Why we worry about all the wrong things
Modern humans aren't great at risk assessment. We often blithely ignore things that could harm us, and are intimidated instead by things that are factually quite safe. This has vast implications for all aspects of our lives, including our careers. In this talk, we'll explore root causes of fear and anxiety, and discover how we can work to deliberately rewrite our "instincts", redirect our worry toward what actually matters, and channel it into productive outcomes that make us safer, happier and less stressed.
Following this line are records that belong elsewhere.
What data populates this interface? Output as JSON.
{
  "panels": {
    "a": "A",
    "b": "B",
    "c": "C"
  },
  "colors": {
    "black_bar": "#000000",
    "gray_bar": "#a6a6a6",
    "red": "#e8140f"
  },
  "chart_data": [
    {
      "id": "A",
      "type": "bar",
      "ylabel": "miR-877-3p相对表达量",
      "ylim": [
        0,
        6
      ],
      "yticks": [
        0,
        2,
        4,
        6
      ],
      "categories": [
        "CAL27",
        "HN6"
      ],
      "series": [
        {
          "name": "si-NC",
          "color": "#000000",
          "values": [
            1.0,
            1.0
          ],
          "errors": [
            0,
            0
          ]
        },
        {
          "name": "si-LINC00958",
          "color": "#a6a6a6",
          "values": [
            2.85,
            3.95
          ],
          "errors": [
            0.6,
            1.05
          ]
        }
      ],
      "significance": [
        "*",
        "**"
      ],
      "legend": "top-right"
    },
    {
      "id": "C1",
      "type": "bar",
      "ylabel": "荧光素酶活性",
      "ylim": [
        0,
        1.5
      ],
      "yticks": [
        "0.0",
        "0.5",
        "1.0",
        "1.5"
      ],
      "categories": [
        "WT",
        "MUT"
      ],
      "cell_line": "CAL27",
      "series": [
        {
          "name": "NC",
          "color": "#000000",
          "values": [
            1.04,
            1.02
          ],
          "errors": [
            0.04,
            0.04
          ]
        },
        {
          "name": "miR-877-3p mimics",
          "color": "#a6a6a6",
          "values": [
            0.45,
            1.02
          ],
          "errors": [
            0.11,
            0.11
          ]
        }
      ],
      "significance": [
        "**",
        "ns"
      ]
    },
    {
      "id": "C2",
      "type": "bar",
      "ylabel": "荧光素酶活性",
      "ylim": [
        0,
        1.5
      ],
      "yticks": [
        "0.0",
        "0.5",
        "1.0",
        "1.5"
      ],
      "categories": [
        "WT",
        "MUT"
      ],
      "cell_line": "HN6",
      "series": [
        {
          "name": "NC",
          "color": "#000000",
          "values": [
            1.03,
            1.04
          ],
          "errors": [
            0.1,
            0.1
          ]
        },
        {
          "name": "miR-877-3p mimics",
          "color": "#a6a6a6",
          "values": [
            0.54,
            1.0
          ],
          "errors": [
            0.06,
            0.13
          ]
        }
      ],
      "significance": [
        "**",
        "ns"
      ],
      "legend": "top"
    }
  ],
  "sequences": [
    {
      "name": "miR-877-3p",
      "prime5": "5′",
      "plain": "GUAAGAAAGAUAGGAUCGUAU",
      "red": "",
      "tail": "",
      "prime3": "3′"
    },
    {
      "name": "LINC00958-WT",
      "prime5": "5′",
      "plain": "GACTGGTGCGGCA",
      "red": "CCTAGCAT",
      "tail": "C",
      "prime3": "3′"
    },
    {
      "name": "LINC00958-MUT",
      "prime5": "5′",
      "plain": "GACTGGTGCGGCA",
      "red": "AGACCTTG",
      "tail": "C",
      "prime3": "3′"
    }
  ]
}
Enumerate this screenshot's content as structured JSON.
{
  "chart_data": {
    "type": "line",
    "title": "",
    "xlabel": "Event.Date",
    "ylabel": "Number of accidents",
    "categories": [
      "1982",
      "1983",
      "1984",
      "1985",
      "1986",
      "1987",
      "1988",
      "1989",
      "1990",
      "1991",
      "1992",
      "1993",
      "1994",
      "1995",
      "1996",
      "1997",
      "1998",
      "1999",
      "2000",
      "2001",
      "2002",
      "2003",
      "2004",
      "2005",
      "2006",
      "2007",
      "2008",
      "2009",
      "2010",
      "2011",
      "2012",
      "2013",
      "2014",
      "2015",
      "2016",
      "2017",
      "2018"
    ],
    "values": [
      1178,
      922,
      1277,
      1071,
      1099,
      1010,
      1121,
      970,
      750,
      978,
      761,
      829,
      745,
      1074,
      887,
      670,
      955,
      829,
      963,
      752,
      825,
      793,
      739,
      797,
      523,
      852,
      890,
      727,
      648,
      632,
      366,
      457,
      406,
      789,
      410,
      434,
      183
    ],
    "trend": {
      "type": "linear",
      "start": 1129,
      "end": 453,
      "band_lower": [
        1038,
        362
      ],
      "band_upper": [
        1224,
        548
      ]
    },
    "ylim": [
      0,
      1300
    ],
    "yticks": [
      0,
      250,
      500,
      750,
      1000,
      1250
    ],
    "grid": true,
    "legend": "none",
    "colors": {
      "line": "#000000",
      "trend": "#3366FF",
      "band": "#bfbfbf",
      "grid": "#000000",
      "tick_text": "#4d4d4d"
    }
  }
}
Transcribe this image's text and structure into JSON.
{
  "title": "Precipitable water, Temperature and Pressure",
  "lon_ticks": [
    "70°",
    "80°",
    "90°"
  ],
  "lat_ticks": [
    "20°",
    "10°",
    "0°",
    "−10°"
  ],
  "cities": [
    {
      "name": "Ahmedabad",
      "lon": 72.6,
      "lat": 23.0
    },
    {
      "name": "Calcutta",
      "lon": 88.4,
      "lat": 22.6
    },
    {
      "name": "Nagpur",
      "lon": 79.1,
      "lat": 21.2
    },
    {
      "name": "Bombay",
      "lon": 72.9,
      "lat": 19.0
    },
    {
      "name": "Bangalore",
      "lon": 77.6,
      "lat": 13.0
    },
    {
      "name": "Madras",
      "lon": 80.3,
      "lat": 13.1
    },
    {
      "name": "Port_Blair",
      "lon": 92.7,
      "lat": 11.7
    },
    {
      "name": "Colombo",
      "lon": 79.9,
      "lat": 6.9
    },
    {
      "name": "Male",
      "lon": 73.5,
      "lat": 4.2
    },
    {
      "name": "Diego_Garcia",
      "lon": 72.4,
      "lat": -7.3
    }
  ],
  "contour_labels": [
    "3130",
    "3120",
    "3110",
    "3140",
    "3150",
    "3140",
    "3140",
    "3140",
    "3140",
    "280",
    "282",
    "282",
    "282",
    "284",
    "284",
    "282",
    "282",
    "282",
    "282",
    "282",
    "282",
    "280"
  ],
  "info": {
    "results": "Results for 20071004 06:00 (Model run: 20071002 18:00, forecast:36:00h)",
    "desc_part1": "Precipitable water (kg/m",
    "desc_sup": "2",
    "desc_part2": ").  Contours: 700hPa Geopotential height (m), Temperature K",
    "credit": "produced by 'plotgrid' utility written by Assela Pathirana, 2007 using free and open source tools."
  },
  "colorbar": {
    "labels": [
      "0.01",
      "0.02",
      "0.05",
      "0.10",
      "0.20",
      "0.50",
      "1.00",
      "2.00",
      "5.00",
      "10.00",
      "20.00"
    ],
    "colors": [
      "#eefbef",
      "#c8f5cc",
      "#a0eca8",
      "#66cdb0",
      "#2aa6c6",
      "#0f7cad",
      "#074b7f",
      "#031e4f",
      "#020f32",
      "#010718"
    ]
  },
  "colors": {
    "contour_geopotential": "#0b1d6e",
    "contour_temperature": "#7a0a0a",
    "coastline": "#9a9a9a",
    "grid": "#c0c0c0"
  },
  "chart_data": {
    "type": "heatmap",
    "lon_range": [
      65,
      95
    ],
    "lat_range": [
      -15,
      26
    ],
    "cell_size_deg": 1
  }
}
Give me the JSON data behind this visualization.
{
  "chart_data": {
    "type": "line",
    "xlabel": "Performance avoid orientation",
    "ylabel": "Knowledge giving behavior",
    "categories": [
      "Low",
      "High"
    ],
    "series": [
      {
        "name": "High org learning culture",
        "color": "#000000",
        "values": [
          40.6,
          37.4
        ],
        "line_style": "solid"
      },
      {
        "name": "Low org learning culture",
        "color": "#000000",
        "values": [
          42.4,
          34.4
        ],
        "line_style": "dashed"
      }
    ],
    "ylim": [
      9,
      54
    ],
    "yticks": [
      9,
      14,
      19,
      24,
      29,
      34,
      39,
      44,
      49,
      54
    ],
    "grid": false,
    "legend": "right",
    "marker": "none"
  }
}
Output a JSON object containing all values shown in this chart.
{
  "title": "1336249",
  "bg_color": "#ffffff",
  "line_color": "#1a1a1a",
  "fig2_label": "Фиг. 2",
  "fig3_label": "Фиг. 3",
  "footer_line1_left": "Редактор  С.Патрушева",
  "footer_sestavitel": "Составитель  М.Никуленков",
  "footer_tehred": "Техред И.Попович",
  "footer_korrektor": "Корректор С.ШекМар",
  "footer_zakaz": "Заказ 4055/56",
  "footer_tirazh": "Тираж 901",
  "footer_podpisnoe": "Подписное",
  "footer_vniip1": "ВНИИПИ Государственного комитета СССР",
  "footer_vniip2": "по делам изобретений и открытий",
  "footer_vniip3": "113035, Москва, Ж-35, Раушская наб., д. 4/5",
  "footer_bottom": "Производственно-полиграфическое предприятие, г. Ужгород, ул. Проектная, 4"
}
Sustaining Community Empowerment as a Black Woman
I entered the tech industry from a nontraditional path. I felt as if I was alone during my journey. I constantly felt overwhelmed by the idea of entering the industry as a black, female, self taught, developer. Growing up, I was told I had to be twice as good to get half of what they got. This nontraditional path broke that idea, and I struggled with finding a way to overcome my own self doubt. I searched for help. I tried to find people who would get this feeling, people who looked like me and struggled with some of the same issues. I quickly found several local communities that focused on supporting, uplifting, and empowering women (queer, cis, trans, nonbinary). There were all of the things I needed, but it still didn’t feel right. Between their marketing, the way their program was structured, to the way leadership ran the organization, nothing about the space felt like it was made to support me. This space wasn’t made with me in mind. I decided to keep my head down and learn what I needed despite feeling alienated in this space. These experiences opened my eyes to how easy it is for organizations empowerment strategies to turn into harm when they’re not focused on protecting the most marginalized individuals in their community. To me, getting community right was simple: create a space where the most marginalized people feel safe, and this space will be safe for everyone. As an individual, this is what I tried to do whenever anyone needed help on their tech journey. At work, during events, and in online communities, I became the person that would drop anything to help someone that was stuck in their tech journey. Little by little, I saw what type of organization people needed. I saw the gaps in the market, and I knew I had the empathy and skill set to build it. That became the birth of Tech By Choice. Tech By Choice became a way for me to fix all of the things I saw broken. A way to build a community for those who felt left out. I went through the stages of building the team, creating the mission, finding our values, and doing the neverending legal paperwork to create a nonprofit organization whose goal is to authentically support all underrepresented groups, at all stages of their journey.
Snacks & Sponsor Mingling
Snacks, fruit, and coffee will be provided.
Attendee Talks
Convince Me
Casually raising an idea among your peers. Disagreeing with your manager in a high-stakes meeting. Sending an email to get your whole team on the same page. What do all of these scenarios have in common? Your knowledge and expertise are only a fraction of what determines whether you'll convince your audience. We'll walk through a few core building blocks of effective communication and convincing that will get you the rest of the way there. You'll leave this talk with tactics you can put to use immediately.